Wednesday, May 19, 2010

Future posts: Parsing C++ using Eclipse CDT

Well, I've never really have been much into blogging. Never really had much enthusiasm to do it, but now I'm working in a project which I think deserves some posts.

I'll be writing in English, since this way the posts will be available to more readers than if I write them in Portuguese.

The next posts will be about parsing C++ using Eclipse CDT. Since everything I've read about parsing C++ consists of "frustrations", with people saying it's hard, ambiguous, etc. While these sentences are true, I'm not interested in parsing obscure c++, so I can stick with what CDT can handle.

I won't talk about LL(1) parsers, or anything related. I'll cover how to USE the CDT framework (which is written in Java) to get what I need.

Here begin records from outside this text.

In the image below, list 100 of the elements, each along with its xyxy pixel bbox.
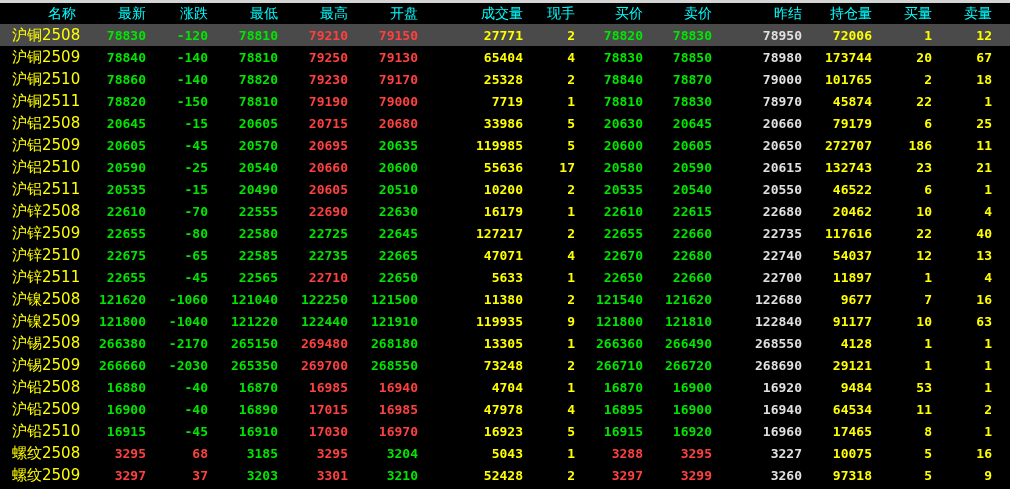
table-cell-text: -1040 <box>167 313 208 329</box>
table-row[interactable]: 沪铝2509 20605 -45 20570 20695 20635 119985 5 20600 20605 20650 272707 186 11 <box>0 134 1010 156</box>
table-cell-text: 20590 <box>105 159 146 175</box>
table-cell-text: 22675 <box>105 247 146 263</box>
column-header[interactable]: 成交量 <box>418 4 523 23</box>
table-cell-text: 78810 <box>237 93 278 109</box>
table-cell-text: 121540 <box>595 291 643 307</box>
table-row[interactable]: 沪锌2510 22675 -65 22585 22735 22665 47071 4 22670 22680 22740 54037 12 13 <box>0 244 1010 266</box>
table-cell-text: 3227 <box>769 445 802 461</box>
table-row[interactable]: 沪锌2508 22610 -70 22555 22690 22630 16179 1 22610 22615 22680 20462 10 4 <box>0 200 1010 222</box>
table-cell-text: 269700 <box>300 357 348 373</box>
table-cell-text: 78830 <box>602 49 643 65</box>
column-header[interactable]: 持仓量 <box>802 4 872 23</box>
table-cell-text: 22580 <box>237 225 278 241</box>
table-row[interactable]: 沪镍2509 121800 -1040 121220 122440 121910 119935 9 121800 121810 122840 91177 10 63 <box>0 310 1010 332</box>
contract-name: 沪铜2511 <box>11 91 82 111</box>
table-cell-text: 13 <box>975 247 992 263</box>
table-cell-text: -120 <box>175 27 208 43</box>
table-cell-text: 22735 <box>307 247 348 263</box>
table-cell-text: 22680 <box>761 203 802 219</box>
contract-name: 沪锌2510 <box>11 245 82 265</box>
table-cell-text: 1 <box>566 335 575 351</box>
table-cell-text: 1 <box>566 203 575 219</box>
table-cell-text: 11897 <box>831 269 872 285</box>
table-row[interactable]: 沪镍2508 121620 -1060 121040 122250 121500 11380 2 121540 121620 122680 9677 7 16 <box>0 288 1010 310</box>
table-cell-text: 20645 <box>671 115 712 131</box>
table-cell-text: 20635 <box>377 137 418 153</box>
table-cell-text: 68 <box>191 445 208 461</box>
table-cell-text: 3301 <box>315 467 348 483</box>
contract-name: 螺纹2508 <box>11 443 82 463</box>
table-cell-text: 47978 <box>482 401 523 417</box>
column-header[interactable]: 买量 <box>872 4 932 23</box>
table-cell-text: 20605 <box>105 137 146 153</box>
table-row[interactable]: 沪铝2511 20535 -15 20490 20605 20510 10200 2 20535 20540 20550 46522 6 1 <box>0 178 1010 200</box>
table-cell-text: 1 <box>566 93 575 109</box>
column-header[interactable]: 涨跌 <box>146 4 208 23</box>
table-row[interactable]: 沪铅2510 16915 -45 16910 17030 16970 16923 5 16915 16920 16960 17465 8 1 <box>0 420 1010 442</box>
table-row[interactable]: 沪锡2509 266660 -2030 265350 269700 268550 73248 2 266710 266720 268690 29121 1 1 <box>0 354 1010 376</box>
table-cell-text: 27771 <box>482 27 523 43</box>
table-cell-text: 122680 <box>754 291 802 307</box>
table-cell-text: 4128 <box>839 335 872 351</box>
table-cell-text: 117616 <box>824 225 872 241</box>
column-header[interactable]: 名称 <box>0 4 90 23</box>
column-header[interactable]: 现手 <box>523 4 575 23</box>
table-row[interactable]: 沪锌2511 22655 -45 22565 22710 22650 5633 1 22650 22660 22700 11897 1 4 <box>0 266 1010 288</box>
table-row[interactable]: 沪锌2509 22655 -80 22580 22725 22645 127217 2 22655 22660 22735 117616 22 40 <box>0 222 1010 244</box>
column-header[interactable]: 买价 <box>575 4 643 23</box>
table-cell-text: 9 <box>566 313 575 329</box>
table-cell-text: 122840 <box>754 313 802 329</box>
table-cell-text: 5043 <box>490 445 523 461</box>
table-row[interactable]: 沪铅2508 16880 -40 16870 16985 16940 4704 1 16870 16900 16920 9484 53 1 <box>0 376 1010 398</box>
table-cell-text: 1 <box>923 335 932 351</box>
table-cell-text: 20630 <box>602 115 643 131</box>
table-cell-text: 101765 <box>824 71 872 87</box>
contract-name: 沪铅2508 <box>11 377 82 397</box>
column-header[interactable]: 昨结 <box>712 4 802 23</box>
table-cell-text: 78870 <box>671 71 712 87</box>
table-cell-text: 45874 <box>831 93 872 109</box>
table-row[interactable]: 沪铝2510 20590 -25 20540 20660 20600 55636 17 20580 20590 20615 132743 23 21 <box>0 156 1010 178</box>
table-cell-text: 1 <box>566 269 575 285</box>
table-row[interactable]: 螺纹2509 3297 37 3203 3301 3210 52428 2 3297 3299 3260 97318 5 9 <box>0 464 1010 486</box>
table-cell-text: -15 <box>183 115 208 131</box>
column-header[interactable]: 最低 <box>208 4 278 23</box>
contract-name: 沪镍2509 <box>11 311 82 331</box>
contract-name: 沪铝2508 <box>11 113 82 133</box>
column-header[interactable]: 卖量 <box>932 4 992 23</box>
table-cell-text: 16915 <box>602 423 643 439</box>
table-cell-text: 12 <box>975 27 992 43</box>
table-cell-text: 11 <box>975 137 992 153</box>
table-cell-text: 91177 <box>831 313 872 329</box>
column-header[interactable]: 最高 <box>278 4 348 23</box>
column-header[interactable]: 卖价 <box>643 4 712 23</box>
table-cell-text: 2 <box>983 401 992 417</box>
table-cell-text: 121620 <box>98 291 146 307</box>
table-cell-text: 16923 <box>482 423 523 439</box>
column-header[interactable]: 最新 <box>90 4 146 23</box>
table-cell-text: 121620 <box>664 291 712 307</box>
table-cell-text: 22655 <box>105 225 146 241</box>
column-header[interactable]: 开盘 <box>348 4 418 23</box>
table-row[interactable]: 沪铝2508 20645 -15 20605 20715 20680 33986 5 20630 20645 20660 79179 6 25 <box>0 112 1010 134</box>
table-row[interactable]: 沪锡2508 266380 -2170 265150 269480 268180 13305 1 266360 266490 268550 4128 1 1 <box>0 332 1010 354</box>
contract-name: 螺纹2509 <box>11 465 82 485</box>
table-cell-text: 2 <box>566 467 575 483</box>
table-cell-text: 186 <box>907 137 932 153</box>
table-cell-text: 65404 <box>482 49 523 65</box>
table-cell-text: 22690 <box>307 203 348 219</box>
table-cell-text: 22585 <box>237 247 278 263</box>
table-row[interactable]: 螺纹2508 3295 68 3185 3295 3204 5043 1 3288 3295 3227 10075 5 16 <box>0 442 1010 464</box>
table-cell-text: 4 <box>983 269 992 285</box>
table-row[interactable]: 沪铜2511 78820 -150 78810 79190 79000 7719 1 78810 78830 78970 45874 22 1 <box>0 90 1010 112</box>
table-cell-text: 121800 <box>98 313 146 329</box>
table-row[interactable]: 沪铜2508 78830 -120 78810 79210 79150 27771 2 78820 78830 78950 72006 1 12 <box>0 24 1010 46</box>
table-cell-text: 266660 <box>98 357 146 373</box>
table-cell-text: 20645 <box>105 115 146 131</box>
table-cell-text: -45 <box>183 423 208 439</box>
table-cell-text: 22630 <box>377 203 418 219</box>
table-row[interactable]: 沪铅2509 16900 -40 16890 17015 16985 47978 4 16895 16900 16940 64534 11 2 <box>0 398 1010 420</box>
table-row[interactable]: 沪铜2509 78840 -140 78810 79250 79130 65404 4 78830 78850 78980 173744 20 67 <box>0 46 1010 68</box>
table-row[interactable]: 沪铜2510 78860 -140 78820 79230 79170 25328 2 78840 78870 79000 101765 2 18 <box>0 68 1010 90</box>
table-cell-text: 7 <box>923 291 932 307</box>
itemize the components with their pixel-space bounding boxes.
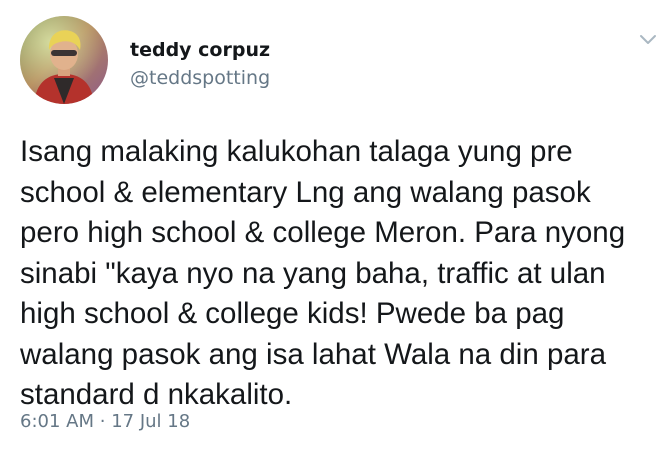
chevron-down-icon[interactable] (638, 32, 658, 48)
tweet-card: teddy corpuz @teddspotting Isang malakin… (0, 0, 660, 456)
tweet-text: Isang malaking kalukohan talaga yung pre… (20, 135, 626, 411)
tweet-timestamp[interactable]: 6:01 AM · 17 Jul 18 (20, 410, 190, 434)
user-handle[interactable]: @teddspotting (130, 66, 270, 90)
tweet-time: 6:01 AM (20, 411, 94, 432)
tweet-date: 17 Jul 18 (111, 411, 191, 432)
display-name[interactable]: teddy corpuz (130, 38, 270, 62)
meta-separator: · (99, 411, 106, 432)
author-info: teddy corpuz @teddspotting (130, 38, 270, 90)
avatar[interactable] (20, 16, 108, 104)
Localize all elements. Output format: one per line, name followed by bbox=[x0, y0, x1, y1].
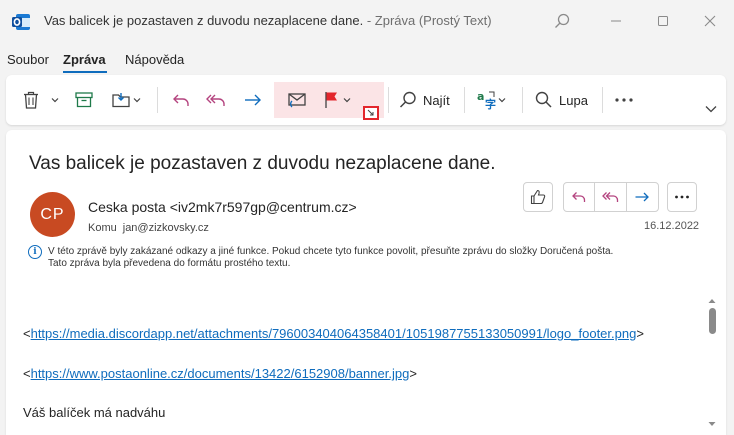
expand-ribbon-icon[interactable] bbox=[704, 103, 718, 115]
find-button[interactable]: Najít bbox=[398, 84, 450, 116]
body-line-link1: <https://media.discordapp.net/attachment… bbox=[23, 326, 644, 341]
avatar[interactable]: CP bbox=[30, 192, 75, 237]
translate-icon: a 字 bbox=[477, 90, 496, 111]
like-button[interactable] bbox=[523, 182, 553, 212]
archive-icon bbox=[75, 92, 93, 108]
reply-icon bbox=[572, 192, 586, 202]
body-line-text: Váš balíček má nadváhu bbox=[23, 405, 166, 420]
ribbon-toolbar: Najít a 字 Lupa bbox=[6, 75, 726, 125]
message-actions-group bbox=[563, 182, 659, 212]
search-icon[interactable] bbox=[553, 12, 571, 30]
body-link-discord-logo[interactable]: https://media.discordapp.net/attachments… bbox=[31, 326, 637, 341]
sender-name[interactable]: Ceska posta <iv2mk7r597gp@centrum.cz> bbox=[88, 199, 357, 215]
reply-all-button[interactable] bbox=[204, 84, 228, 116]
reply-all-icon bbox=[206, 94, 225, 106]
chevron-down-icon bbox=[498, 98, 506, 103]
tab-zprava[interactable]: Zpráva bbox=[63, 52, 106, 67]
zoom-icon bbox=[535, 91, 552, 108]
scroll-down-arrow-icon[interactable] bbox=[706, 419, 718, 429]
tab-napoveda[interactable]: Nápověda bbox=[125, 52, 184, 67]
scrollbar-thumb[interactable] bbox=[709, 308, 716, 334]
recipient-address[interactable]: jan@zizkovsky.cz bbox=[123, 222, 209, 234]
close-button[interactable] bbox=[698, 10, 722, 32]
svg-text:字: 字 bbox=[485, 97, 496, 111]
more-options-button[interactable] bbox=[613, 84, 635, 116]
recipient-row: Komu jan@zizkovsky.cz bbox=[88, 222, 209, 234]
menu-bar: Soubor Zpráva Nápověda bbox=[0, 48, 734, 76]
thumbs-up-icon bbox=[530, 189, 546, 205]
link-bracket: > bbox=[409, 366, 417, 381]
body-link-postaonline-banner[interactable]: https://www.postaonline.cz/documents/134… bbox=[31, 366, 410, 381]
outlook-icon bbox=[12, 14, 30, 30]
delete-button[interactable] bbox=[20, 84, 42, 116]
ribbon-divider bbox=[464, 87, 465, 113]
svg-text:a: a bbox=[477, 90, 484, 103]
info-text: V této zprávě byly zakázané odkazy a jin… bbox=[48, 246, 678, 270]
dialog-launcher-button[interactable] bbox=[363, 106, 379, 120]
ellipsis-icon bbox=[675, 195, 689, 199]
scroll-up-arrow-icon[interactable] bbox=[706, 296, 718, 306]
reply-button[interactable] bbox=[170, 84, 192, 116]
message-date: 16.12.2022 bbox=[644, 220, 700, 232]
chevron-down-icon bbox=[133, 98, 141, 103]
flag-icon bbox=[325, 92, 337, 108]
unread-read-button[interactable] bbox=[286, 84, 308, 116]
delete-dropdown[interactable] bbox=[50, 84, 60, 116]
message-reading-pane: Vas balicek je pozastaven z duvodu nezap… bbox=[6, 130, 726, 435]
window-title-subject: Vas balicek je pozastaven z duvodu nezap… bbox=[44, 13, 364, 28]
window-title: Vas balicek je pozastaven z duvodu nezap… bbox=[44, 13, 492, 28]
ribbon-divider bbox=[602, 87, 603, 113]
reply-all-icon bbox=[601, 192, 618, 202]
message-more-button[interactable] bbox=[667, 182, 697, 212]
active-tab-indicator bbox=[63, 71, 107, 73]
translate-button[interactable]: a 字 bbox=[475, 84, 507, 116]
message-forward-button[interactable] bbox=[627, 183, 658, 211]
zoom-button[interactable]: Lupa bbox=[534, 84, 588, 116]
info-line-blocked-content: V této zprávě byly zakázané odkazy a jin… bbox=[48, 246, 614, 257]
reply-icon bbox=[173, 94, 189, 106]
move-button[interactable] bbox=[110, 84, 142, 116]
find-label: Najít bbox=[423, 92, 450, 108]
archive-button[interactable] bbox=[73, 84, 95, 116]
to-label: Komu bbox=[88, 222, 117, 234]
flag-button[interactable] bbox=[322, 84, 352, 116]
maximize-button[interactable] bbox=[651, 10, 675, 32]
chevron-down-icon bbox=[51, 98, 59, 103]
link-bracket: > bbox=[636, 326, 644, 341]
title-bar: Vas balicek je pozastaven z duvodu nezap… bbox=[0, 0, 734, 44]
link-bracket: < bbox=[23, 366, 31, 381]
forward-arrow-icon bbox=[635, 192, 650, 202]
mail-unread-icon bbox=[288, 93, 306, 108]
link-bracket: < bbox=[23, 326, 31, 341]
forward-arrow-icon bbox=[245, 94, 261, 106]
search-icon bbox=[399, 91, 416, 108]
ellipsis-icon bbox=[615, 98, 633, 102]
info-line-plain-text: Tato zpráva byla převedena do formátu pr… bbox=[48, 258, 291, 269]
minimize-button[interactable] bbox=[604, 10, 628, 32]
info-icon: i bbox=[28, 245, 42, 259]
message-reply-all-button[interactable] bbox=[595, 183, 627, 211]
body-line-link2: <https://www.postaonline.cz/documents/13… bbox=[23, 366, 417, 381]
tab-soubor[interactable]: Soubor bbox=[7, 52, 49, 67]
forward-button[interactable] bbox=[242, 84, 264, 116]
vertical-scrollbar[interactable] bbox=[706, 294, 718, 435]
ribbon-divider bbox=[522, 87, 523, 113]
ribbon-divider bbox=[157, 87, 158, 113]
move-folder-icon bbox=[112, 93, 130, 108]
zoom-label: Lupa bbox=[559, 92, 588, 108]
trash-icon bbox=[24, 91, 38, 109]
ribbon-divider bbox=[388, 87, 389, 113]
chevron-down-icon bbox=[343, 98, 351, 103]
message-reply-button[interactable] bbox=[564, 183, 596, 211]
window-title-suffix: - Zpráva (Prostý Text) bbox=[363, 13, 492, 28]
message-subject: Vas balicek je pozastaven z duvodu nezap… bbox=[29, 153, 496, 174]
launcher-arrow-icon bbox=[367, 109, 374, 116]
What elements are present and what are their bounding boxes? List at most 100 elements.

All the projects of the company I work are written using the Borland 6 compiler. The project I'm engaging consists creating a "helper" to migrate from Borland C++ to Visual Studio C++.

There is a lot of GUI written using VCL. Visual Studio obviously doesn't support these files, so, instead of migrating towards another graphical toolkit, like QT, we'll keep all the Borland files and "communicate" with them using a DLL (which will have automatically generated C code).

To create this DLL and the other classes we need to parse the projects and the VCL files to know which symbols we need to generate code for.

So in the next posts I'll cover how I'm using the CDT framework to parse the C++ files.